I think a Superliner III would be a great idea, if the lessons learned from I and II are applied. You would need to get imput from passengers and crew members on likes / dislikes / could be better / don't need this / do need that before you start. Put 125 mph or better trucks under them. By for increases in routes and multiple trains per route.
Is the cost difference between 125mph trucks and 110mph trucks significant? Are the Superliner I/II trucks 110 MPH to match what I seem to recall the P42s are? And do the high centers of gravity of those cars have any impact on maximum speed?
http://en.wikipedia.org/wiki/Rail_trackshttp://en.wikipedia.org/wiki/Rail_tracks[/ul] lists a formula for maximum speed around curves. If I did the math right, I think that's saying that a 90 degree turn at 200 mph with the 4" superelevaction that can be allowed with a waiver would need to be over 6 miles long, and would have a radius of over four miles. At 100 mph, I think the radius gets down to just over a mile, with a track length for a 90 degree turn of a bit more than a mile and a half.
I'd love for someone to tell me that I did the math wrong, but I think that's basically saying that going at full speed around curves is basically impossible given real world land availability, unless you were building a new railroad in an unpopulated area, and it's hard to economically justify building railroads where there are no people, unless perhaps the goal is to connect two areas that are well populated. Or perhaps new tunnel could have extremely gentle curves. There might be an argument for reserving rights of ways for railroads in areas that are not yet populated, though.
This also seems to be saying that the Acela Express trainsets can't go around a particular curve any faster than the Regionals, at least as far as the FRA is concerned, and that tilting trains probably give a more comfortable ride but not a faster one.
The FRA Class 8 track standard also happens to be 160 MPH and not 150, it looks like. But if you round the Boston to DC distance off to 450 miles to make the math easy, and ignore all the curves, speed restrictions, stops in the middle to let passengers on and off, waiting behind other trains, acceleration/decelleration times, etc etc etc, Boston to DC at 150 MPH would be 3 hours; at 200 MPH, 2 hours and 15 minutes. 45 minutes may not be a big enough difference to be worth bothering with, when there are areas outside the Northeast Corridor that could be upgraded.
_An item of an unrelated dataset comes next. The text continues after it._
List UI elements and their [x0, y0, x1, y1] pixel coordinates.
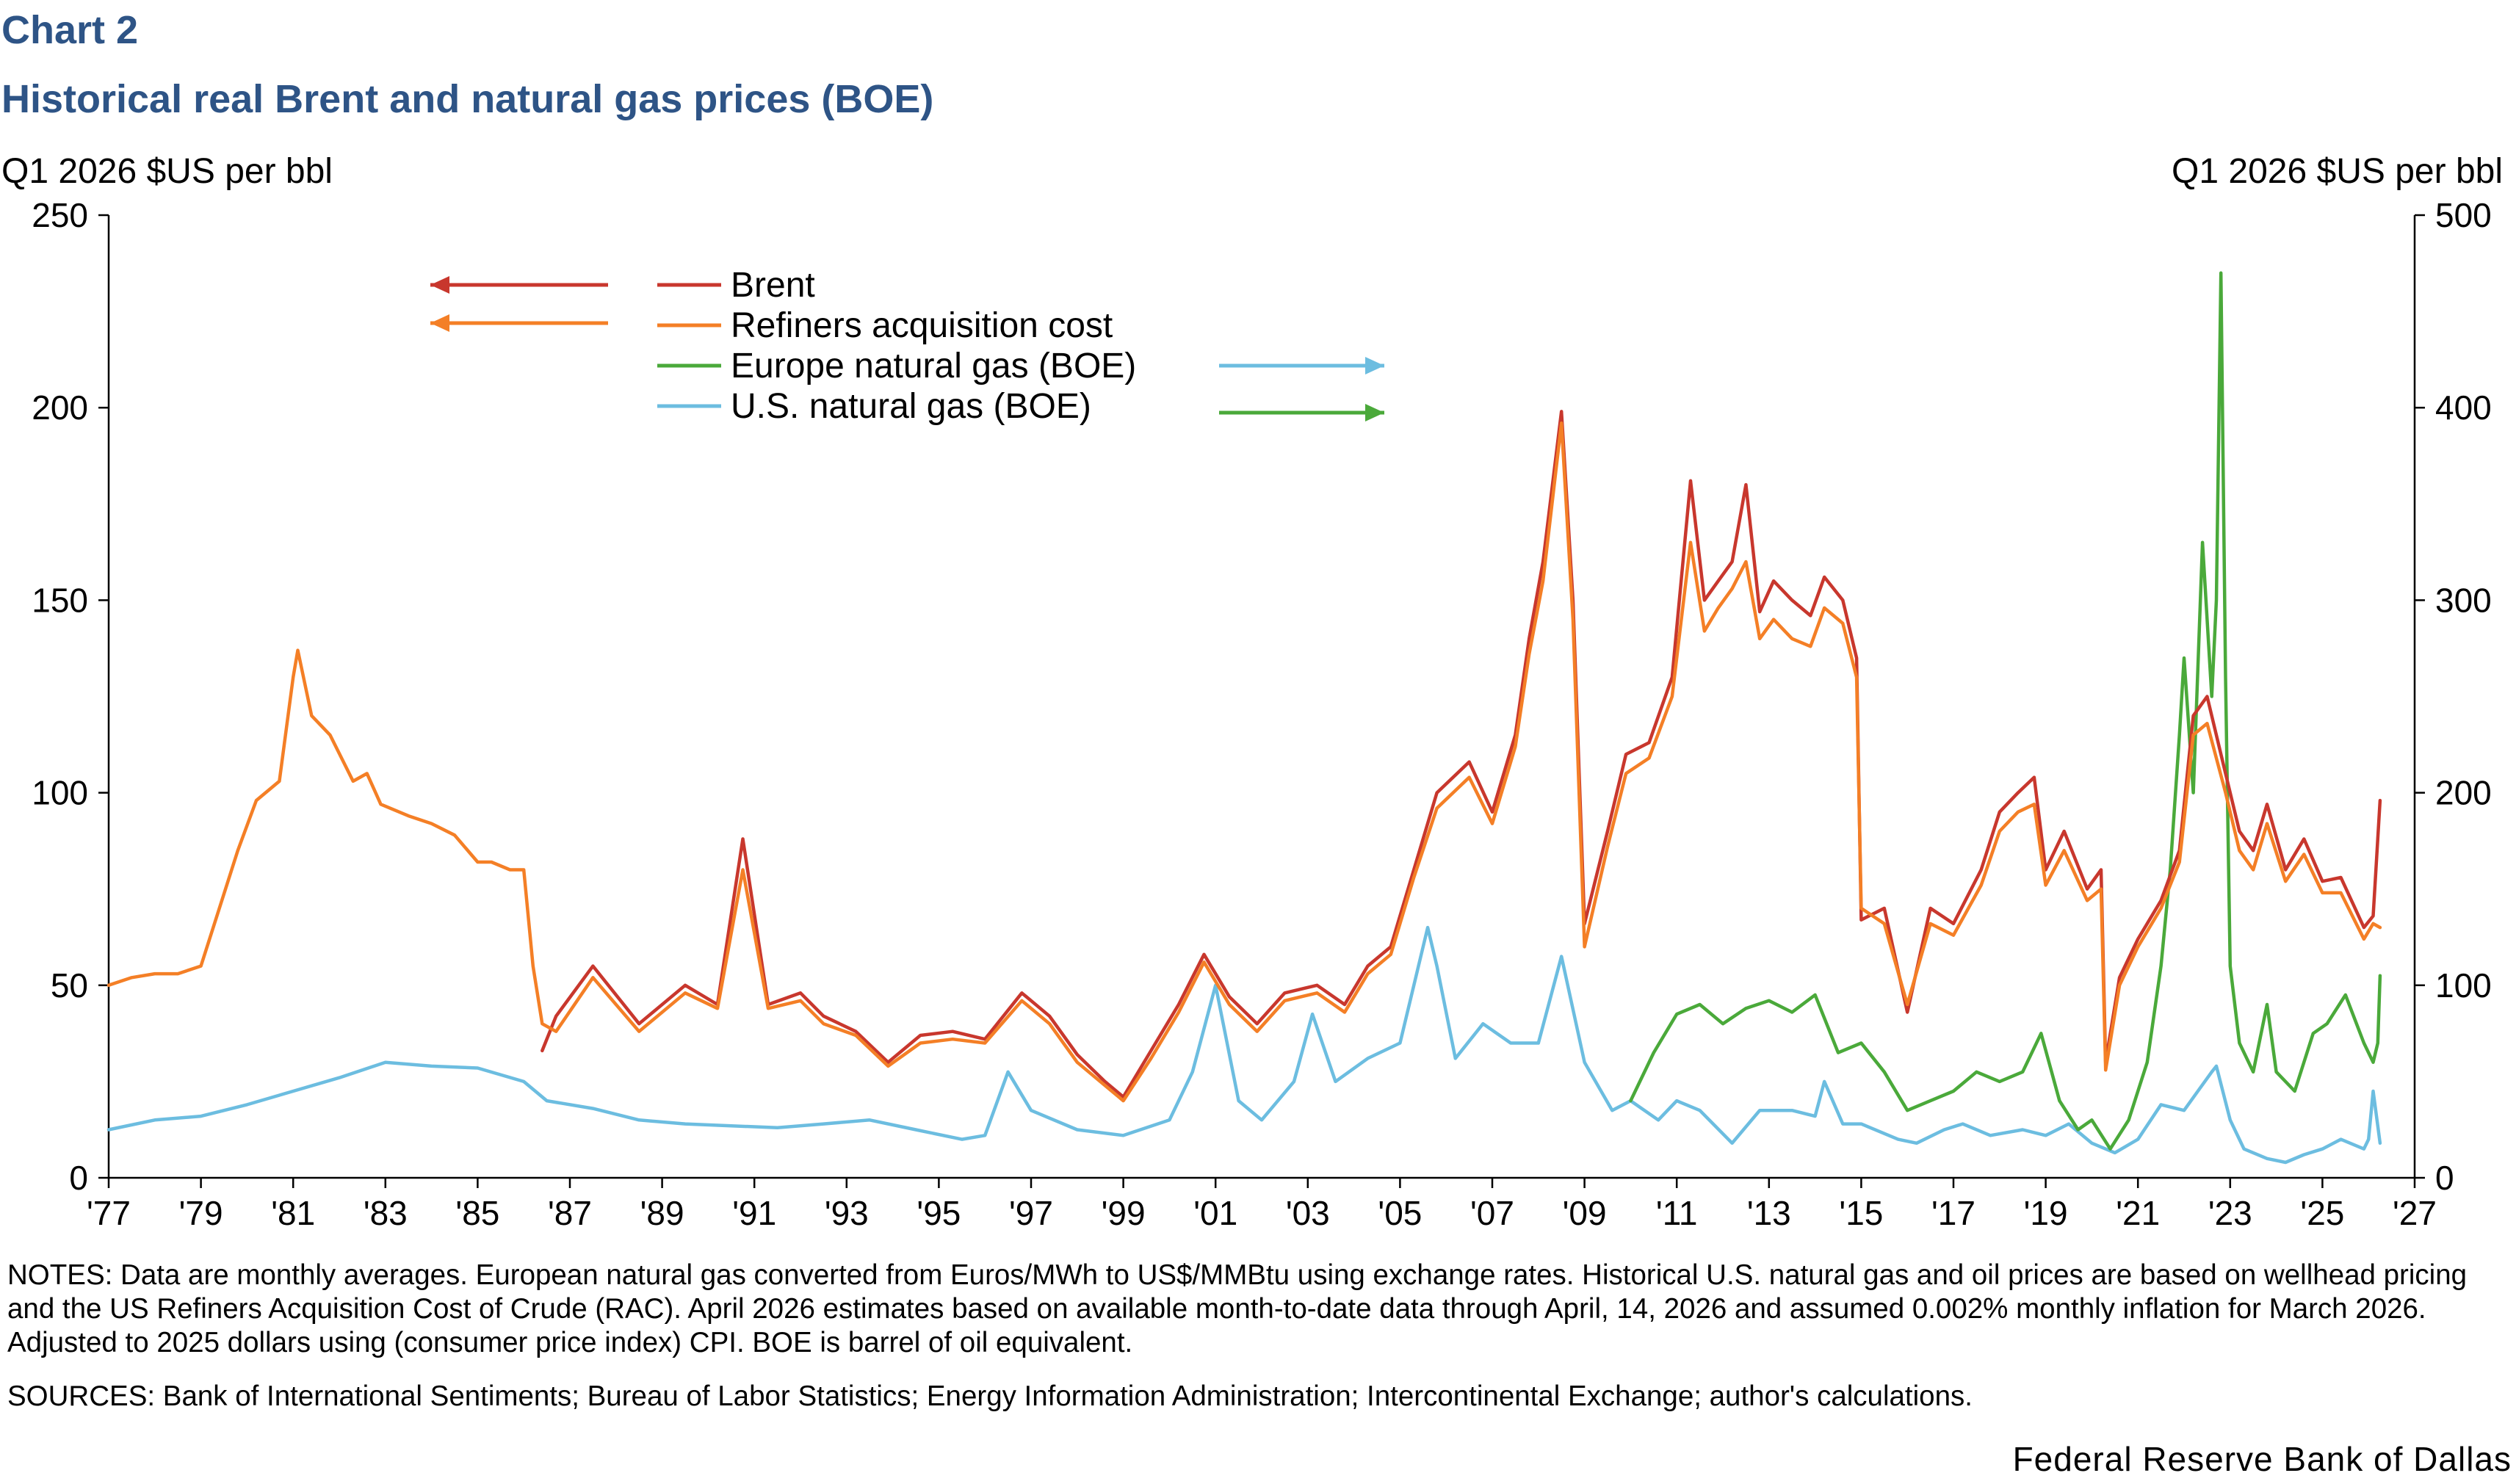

New York Penn Station to DC is 226 miles. The difference between doing that whole trip at 135 MPH and doing that whole trip at 150 MPH (again, pretending there are no speed restrictions at all, etc etc etc) would be about ten minutes if I did that math right (about 100 minutes at 135 MPH, or about 90 minutes at 150 MPH) 200 MPH would get the trip down at about 68 minutes, which almost seems like a big enough improvement over 135 MPH that it might be worth doing if it were actually practical.
Train 2105, which stops only at NYP, Philadelphia, and Washington DC, is scheduled to be 2:35, or 155 minutes. I'm sure that not all of the 55 minutes caused by not being able to go 135 MPH the whole way can be eliminated, but I'm starting to suspect that finding areas with speed restrictions and maybe building tunnels might be more productive than replacing all the overhead wire to be able to do 150 MPH in the sections that are currently 135 MPH.
I'm also finding myself wondering if the construction techniques that were used for Boston's Ted Williams Tunnel would be the least impractical way to create a new right of way that can support higher speeds, burying it under the ocean floor a bit off the coast. But that's probably insanely expensive to do for hundreds of miles, and I don't know if digging up the ocean floor would be as easy as digging a channel through Boston Harbor was. Then again, I'm not sure I've seen numbers on the cost of the part of Ted Williams tunnel under the harbor, vs the cost of the tunnels under the land, and apparently the tunnel sections under the harbor went together more smoothly than the connection to the surface roads did (there were leaks initially in a part of the land tunnel).